Vladimir Solovyov, the patriarch of the galaxy of genius minds in the brilliant constellation of Russian religious humanists of the late nineteenth and early twentieth centuries, as early as 1882 recognized the philosopher Nikolai Fyodorov as his “dear teacher and comforter” and “spiritual father.” He proclaimed his doctrine of the common cause to be “the first movement of the human spirit forward in the way of Christ.” Fyodorov directs our thought to the ontological foundation of social and historical activity, to the relationship between man and his Higher ideal – God. This is the true ideal for the people of the new century, who have descended into unprecedented abysses of individual and collective evil, living on the ruins of humanism, because they have accepted man himself as an absolute. The “philosopher of common cause” tries to design a real bridge from earth to heaven, from the natural to the supernatural, in the sense of overcoming the natural and ascending to a higher nature.
One of Soloviev’s most zealous followers was Prince Eugene Trubetskoy, who took an active part in the political life of Russia in the early twentieth century. All his activities on the political scene were imbued with a desire to reconcile everything and everyone on the basis of truth and justice. This is a kind of political application of the idea of the unity of his teacher. His works are focused exclusively on uniting the people around the common cause of spiritual salvation and revival of Russia. But as he failed to realize de facto Christian socialism, abandoning his glittering political career, which the Cadet Party offered him, in his own words, because “anti-legal, anti-constitutional democracy inevitably degenerates into anarchy, which, in turn, breeds the opposite extreme or despotism.”
Many compare chiliasm to socialism. In the eighteenth century, the century of rationalism, enlightenment, skepticism, revived the ancient, Jewish chiliasm, the old faith in heaven on earth, but now in a new shell: first as political democracy (“freedom, equality, brotherhood” and human rights and the citizen ”), later as socialism. With the general secularization of life characteristic of the new history, the old Jewish chiliasm was also secularized, and in this secularized form it became socialism.
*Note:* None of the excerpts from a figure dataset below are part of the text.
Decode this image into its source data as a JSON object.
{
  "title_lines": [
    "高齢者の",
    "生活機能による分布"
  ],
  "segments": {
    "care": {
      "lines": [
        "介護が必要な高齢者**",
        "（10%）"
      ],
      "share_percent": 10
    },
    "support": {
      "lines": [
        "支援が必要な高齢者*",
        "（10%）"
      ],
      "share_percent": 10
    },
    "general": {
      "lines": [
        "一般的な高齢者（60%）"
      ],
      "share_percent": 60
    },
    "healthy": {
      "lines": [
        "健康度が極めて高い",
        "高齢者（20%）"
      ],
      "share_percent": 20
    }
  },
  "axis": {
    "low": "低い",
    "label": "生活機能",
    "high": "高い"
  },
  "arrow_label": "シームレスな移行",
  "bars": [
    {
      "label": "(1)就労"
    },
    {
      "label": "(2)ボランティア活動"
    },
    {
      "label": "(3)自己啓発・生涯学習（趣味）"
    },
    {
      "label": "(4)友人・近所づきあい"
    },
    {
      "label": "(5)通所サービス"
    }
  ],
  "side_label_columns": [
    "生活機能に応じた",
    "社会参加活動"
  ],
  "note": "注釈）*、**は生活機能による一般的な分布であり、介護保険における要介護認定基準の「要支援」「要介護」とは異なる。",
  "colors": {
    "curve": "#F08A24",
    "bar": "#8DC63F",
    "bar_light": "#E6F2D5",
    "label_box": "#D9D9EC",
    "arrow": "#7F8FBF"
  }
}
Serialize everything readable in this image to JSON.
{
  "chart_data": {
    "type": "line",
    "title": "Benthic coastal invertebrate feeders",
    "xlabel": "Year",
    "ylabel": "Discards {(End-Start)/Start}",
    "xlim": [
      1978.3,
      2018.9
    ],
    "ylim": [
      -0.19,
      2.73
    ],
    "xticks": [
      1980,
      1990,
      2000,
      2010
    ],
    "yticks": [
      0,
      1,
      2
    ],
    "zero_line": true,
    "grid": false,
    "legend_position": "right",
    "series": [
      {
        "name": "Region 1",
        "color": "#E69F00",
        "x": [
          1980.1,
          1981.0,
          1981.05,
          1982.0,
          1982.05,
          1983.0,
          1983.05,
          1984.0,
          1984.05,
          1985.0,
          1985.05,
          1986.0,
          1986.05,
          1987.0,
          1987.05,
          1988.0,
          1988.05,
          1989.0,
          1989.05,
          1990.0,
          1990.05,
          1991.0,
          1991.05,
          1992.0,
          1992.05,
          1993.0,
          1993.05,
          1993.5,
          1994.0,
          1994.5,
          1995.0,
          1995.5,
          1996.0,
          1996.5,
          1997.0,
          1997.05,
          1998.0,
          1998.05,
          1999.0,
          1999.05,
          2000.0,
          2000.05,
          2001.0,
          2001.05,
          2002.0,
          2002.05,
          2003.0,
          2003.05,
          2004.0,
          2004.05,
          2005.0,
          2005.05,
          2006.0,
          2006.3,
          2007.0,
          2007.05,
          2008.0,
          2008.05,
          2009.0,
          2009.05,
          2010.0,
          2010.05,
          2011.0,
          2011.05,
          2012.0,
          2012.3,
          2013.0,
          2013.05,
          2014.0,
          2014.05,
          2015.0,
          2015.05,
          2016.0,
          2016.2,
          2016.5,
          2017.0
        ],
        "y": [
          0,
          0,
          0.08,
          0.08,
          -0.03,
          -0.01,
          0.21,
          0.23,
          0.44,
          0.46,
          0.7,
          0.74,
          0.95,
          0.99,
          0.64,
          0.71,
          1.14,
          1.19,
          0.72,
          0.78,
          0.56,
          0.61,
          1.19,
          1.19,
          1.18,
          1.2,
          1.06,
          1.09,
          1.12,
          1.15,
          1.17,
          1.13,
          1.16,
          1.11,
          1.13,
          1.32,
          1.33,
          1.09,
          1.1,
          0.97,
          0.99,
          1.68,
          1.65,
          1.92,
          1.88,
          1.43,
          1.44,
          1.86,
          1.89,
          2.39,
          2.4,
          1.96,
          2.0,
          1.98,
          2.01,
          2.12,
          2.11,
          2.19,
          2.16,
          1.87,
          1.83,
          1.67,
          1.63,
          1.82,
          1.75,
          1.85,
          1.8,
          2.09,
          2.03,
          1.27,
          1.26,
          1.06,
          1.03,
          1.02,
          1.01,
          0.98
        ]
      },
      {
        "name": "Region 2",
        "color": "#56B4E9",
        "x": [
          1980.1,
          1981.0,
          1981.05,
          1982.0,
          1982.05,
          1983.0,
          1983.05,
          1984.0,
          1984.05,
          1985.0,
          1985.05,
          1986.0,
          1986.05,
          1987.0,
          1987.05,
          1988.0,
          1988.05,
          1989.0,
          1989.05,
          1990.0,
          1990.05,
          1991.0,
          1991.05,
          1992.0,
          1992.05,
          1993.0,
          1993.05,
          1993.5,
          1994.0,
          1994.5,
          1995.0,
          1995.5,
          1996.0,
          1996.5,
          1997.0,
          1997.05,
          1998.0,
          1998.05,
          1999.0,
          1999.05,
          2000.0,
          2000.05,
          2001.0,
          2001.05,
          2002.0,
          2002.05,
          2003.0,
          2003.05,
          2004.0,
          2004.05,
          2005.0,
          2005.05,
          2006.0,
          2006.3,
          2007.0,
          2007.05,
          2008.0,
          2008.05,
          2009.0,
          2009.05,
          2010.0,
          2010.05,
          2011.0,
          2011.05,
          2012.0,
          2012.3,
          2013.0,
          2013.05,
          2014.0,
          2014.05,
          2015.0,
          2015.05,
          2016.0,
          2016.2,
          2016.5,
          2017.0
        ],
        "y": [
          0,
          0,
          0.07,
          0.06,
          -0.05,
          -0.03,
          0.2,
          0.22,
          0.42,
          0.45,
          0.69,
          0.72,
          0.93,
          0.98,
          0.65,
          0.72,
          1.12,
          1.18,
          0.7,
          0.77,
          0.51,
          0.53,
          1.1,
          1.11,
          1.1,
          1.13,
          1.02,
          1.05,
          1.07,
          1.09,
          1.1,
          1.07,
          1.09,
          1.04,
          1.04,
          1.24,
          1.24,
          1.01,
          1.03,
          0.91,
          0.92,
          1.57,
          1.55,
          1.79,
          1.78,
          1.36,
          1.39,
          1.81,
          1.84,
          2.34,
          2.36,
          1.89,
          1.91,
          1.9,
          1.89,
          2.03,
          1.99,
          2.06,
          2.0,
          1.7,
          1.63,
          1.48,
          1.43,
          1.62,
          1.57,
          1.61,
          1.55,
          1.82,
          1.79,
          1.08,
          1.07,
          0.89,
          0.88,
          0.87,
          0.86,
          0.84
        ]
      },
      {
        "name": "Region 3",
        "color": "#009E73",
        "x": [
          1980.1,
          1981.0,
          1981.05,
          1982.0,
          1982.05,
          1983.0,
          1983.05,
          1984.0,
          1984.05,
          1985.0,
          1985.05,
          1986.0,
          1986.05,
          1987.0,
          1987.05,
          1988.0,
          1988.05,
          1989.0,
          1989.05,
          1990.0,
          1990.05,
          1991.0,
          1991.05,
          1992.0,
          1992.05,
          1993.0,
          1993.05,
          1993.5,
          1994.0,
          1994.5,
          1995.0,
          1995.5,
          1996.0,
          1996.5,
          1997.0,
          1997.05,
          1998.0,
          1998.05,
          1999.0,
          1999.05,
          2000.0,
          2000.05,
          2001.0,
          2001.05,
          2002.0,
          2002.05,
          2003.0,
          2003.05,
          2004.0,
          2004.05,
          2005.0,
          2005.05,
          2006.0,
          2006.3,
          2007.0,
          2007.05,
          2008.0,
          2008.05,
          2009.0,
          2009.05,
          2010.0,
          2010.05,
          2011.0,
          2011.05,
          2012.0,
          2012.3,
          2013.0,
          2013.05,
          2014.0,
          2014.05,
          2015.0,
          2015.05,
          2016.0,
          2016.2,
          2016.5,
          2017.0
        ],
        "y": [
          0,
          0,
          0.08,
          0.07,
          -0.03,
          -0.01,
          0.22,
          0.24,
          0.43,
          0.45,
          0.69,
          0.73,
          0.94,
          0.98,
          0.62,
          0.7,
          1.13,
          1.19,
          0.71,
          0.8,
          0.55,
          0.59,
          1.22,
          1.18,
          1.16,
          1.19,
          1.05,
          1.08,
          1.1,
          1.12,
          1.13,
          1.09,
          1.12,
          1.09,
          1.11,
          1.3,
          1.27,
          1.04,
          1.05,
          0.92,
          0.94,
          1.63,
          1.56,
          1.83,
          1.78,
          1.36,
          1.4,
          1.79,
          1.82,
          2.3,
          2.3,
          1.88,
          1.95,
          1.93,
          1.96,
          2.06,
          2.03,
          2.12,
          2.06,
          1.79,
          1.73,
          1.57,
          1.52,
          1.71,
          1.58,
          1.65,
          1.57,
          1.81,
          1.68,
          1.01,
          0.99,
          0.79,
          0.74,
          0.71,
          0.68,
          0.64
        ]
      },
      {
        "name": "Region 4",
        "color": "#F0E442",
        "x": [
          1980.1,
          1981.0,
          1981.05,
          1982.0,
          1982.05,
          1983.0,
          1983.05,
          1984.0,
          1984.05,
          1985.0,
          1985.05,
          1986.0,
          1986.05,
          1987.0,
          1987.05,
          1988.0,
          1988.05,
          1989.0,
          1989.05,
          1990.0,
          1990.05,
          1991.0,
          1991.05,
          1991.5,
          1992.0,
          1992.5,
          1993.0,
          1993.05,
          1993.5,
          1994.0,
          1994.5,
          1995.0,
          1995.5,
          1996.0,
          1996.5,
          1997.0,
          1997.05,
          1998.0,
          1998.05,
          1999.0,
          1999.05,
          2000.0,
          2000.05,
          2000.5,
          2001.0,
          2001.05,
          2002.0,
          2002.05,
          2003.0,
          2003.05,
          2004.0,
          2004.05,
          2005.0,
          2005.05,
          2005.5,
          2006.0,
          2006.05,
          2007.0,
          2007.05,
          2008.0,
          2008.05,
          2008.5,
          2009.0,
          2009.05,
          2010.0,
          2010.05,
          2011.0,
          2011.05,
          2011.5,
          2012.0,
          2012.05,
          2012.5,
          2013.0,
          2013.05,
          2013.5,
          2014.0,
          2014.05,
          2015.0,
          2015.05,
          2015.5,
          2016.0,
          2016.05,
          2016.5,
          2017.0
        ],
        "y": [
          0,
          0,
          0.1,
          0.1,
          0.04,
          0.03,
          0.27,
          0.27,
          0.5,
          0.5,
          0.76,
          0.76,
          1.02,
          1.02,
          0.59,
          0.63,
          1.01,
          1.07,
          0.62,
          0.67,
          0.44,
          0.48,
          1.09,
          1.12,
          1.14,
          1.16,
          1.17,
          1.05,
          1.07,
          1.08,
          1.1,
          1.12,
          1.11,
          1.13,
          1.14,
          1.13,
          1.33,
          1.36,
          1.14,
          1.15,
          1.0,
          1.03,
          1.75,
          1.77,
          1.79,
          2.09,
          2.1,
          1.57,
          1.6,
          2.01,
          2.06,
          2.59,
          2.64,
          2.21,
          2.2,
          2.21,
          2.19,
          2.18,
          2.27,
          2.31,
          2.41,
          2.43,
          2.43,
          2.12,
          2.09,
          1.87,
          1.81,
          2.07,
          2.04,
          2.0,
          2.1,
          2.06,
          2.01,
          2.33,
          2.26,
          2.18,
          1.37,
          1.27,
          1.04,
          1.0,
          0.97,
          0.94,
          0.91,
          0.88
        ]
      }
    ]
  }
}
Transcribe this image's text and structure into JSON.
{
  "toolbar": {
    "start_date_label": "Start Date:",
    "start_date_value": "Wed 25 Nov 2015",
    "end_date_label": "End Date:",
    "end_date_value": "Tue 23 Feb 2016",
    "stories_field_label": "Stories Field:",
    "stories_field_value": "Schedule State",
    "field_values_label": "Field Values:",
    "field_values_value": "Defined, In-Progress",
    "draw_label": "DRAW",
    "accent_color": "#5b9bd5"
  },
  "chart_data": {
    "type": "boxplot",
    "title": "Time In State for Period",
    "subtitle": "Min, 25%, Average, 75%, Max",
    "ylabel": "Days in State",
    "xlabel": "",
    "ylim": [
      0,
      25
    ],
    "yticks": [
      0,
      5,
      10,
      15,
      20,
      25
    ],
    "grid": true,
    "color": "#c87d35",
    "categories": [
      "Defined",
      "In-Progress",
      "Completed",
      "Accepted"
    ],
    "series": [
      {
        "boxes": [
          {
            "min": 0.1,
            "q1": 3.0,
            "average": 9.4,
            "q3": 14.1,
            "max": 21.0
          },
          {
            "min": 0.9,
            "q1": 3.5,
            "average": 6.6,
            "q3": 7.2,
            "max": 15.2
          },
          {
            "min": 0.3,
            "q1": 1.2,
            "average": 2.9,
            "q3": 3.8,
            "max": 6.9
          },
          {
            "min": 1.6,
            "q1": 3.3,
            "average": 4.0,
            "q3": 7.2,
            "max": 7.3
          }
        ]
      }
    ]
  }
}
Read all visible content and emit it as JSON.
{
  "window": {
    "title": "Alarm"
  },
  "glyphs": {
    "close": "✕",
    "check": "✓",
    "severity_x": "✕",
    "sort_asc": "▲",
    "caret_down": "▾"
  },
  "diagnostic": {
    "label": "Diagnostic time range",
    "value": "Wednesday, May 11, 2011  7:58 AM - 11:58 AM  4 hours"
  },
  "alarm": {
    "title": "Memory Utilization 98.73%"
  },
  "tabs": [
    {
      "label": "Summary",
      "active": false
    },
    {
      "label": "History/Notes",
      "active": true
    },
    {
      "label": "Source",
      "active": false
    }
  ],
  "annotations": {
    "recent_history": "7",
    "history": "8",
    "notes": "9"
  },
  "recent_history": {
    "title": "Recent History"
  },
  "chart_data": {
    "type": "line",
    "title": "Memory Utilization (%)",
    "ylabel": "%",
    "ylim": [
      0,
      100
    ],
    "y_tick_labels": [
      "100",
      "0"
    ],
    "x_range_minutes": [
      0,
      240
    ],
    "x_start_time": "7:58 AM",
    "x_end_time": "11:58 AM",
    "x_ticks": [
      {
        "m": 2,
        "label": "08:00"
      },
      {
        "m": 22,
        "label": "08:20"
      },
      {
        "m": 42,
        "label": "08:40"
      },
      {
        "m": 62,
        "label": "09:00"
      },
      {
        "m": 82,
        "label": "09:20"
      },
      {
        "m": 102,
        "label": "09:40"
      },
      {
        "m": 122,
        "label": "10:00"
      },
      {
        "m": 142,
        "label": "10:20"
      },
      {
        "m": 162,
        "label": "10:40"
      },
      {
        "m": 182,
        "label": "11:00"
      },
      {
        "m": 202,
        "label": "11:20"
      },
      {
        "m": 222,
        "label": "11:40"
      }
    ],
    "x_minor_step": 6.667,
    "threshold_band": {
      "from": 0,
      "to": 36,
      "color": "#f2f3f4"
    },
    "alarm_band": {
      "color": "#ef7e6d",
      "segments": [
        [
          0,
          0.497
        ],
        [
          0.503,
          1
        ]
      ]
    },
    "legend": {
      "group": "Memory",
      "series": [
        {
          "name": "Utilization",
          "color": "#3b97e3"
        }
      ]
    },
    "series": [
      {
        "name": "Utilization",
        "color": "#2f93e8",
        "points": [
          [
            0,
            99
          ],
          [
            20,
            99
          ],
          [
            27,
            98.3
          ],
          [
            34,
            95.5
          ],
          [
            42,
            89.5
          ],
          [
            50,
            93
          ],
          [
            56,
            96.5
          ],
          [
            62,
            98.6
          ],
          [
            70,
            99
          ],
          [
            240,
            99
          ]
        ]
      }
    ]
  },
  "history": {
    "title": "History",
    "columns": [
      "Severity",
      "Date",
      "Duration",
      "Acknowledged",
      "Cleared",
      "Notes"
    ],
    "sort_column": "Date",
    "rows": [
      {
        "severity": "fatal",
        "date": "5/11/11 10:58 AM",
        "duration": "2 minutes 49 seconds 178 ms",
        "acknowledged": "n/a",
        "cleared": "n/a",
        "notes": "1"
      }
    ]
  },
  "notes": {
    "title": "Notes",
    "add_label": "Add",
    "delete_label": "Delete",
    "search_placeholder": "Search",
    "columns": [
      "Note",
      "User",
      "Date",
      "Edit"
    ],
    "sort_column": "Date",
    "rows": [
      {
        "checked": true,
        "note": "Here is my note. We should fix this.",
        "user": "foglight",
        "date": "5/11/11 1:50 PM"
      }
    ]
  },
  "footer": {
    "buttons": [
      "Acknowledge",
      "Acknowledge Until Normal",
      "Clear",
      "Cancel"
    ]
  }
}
In socialism we must distinguish between a “goal,” or an ideal, and a movement or a practice. The latter is the subject of political economy and realistic social policy, the former belongs to the field of faith and religious trust (in a broad sense). Socialism finds some justification in neo-paganism – or in the religion of man-god. Socialism is an apocalypse of the naturalistic religion of man-god. The latter is a religious scarcity, and therefore social-chiliasm is a simplification, a degeneration, even a denigration of the old Jewish chiliasm. Socialism is a rationalist, translated from the language of cosmology and theology into the language of political economy, application of Jewish chiliasm. The chosen people, the bearer of the messianic idea, or, as it was later called in Christian sectarianism, the “People of the Saints,” were replaced by the “proletariat” with a specific proletarian soul and a special revolutionary mission. from the sign of class or belonging to the proletariat, or the situation in the production process.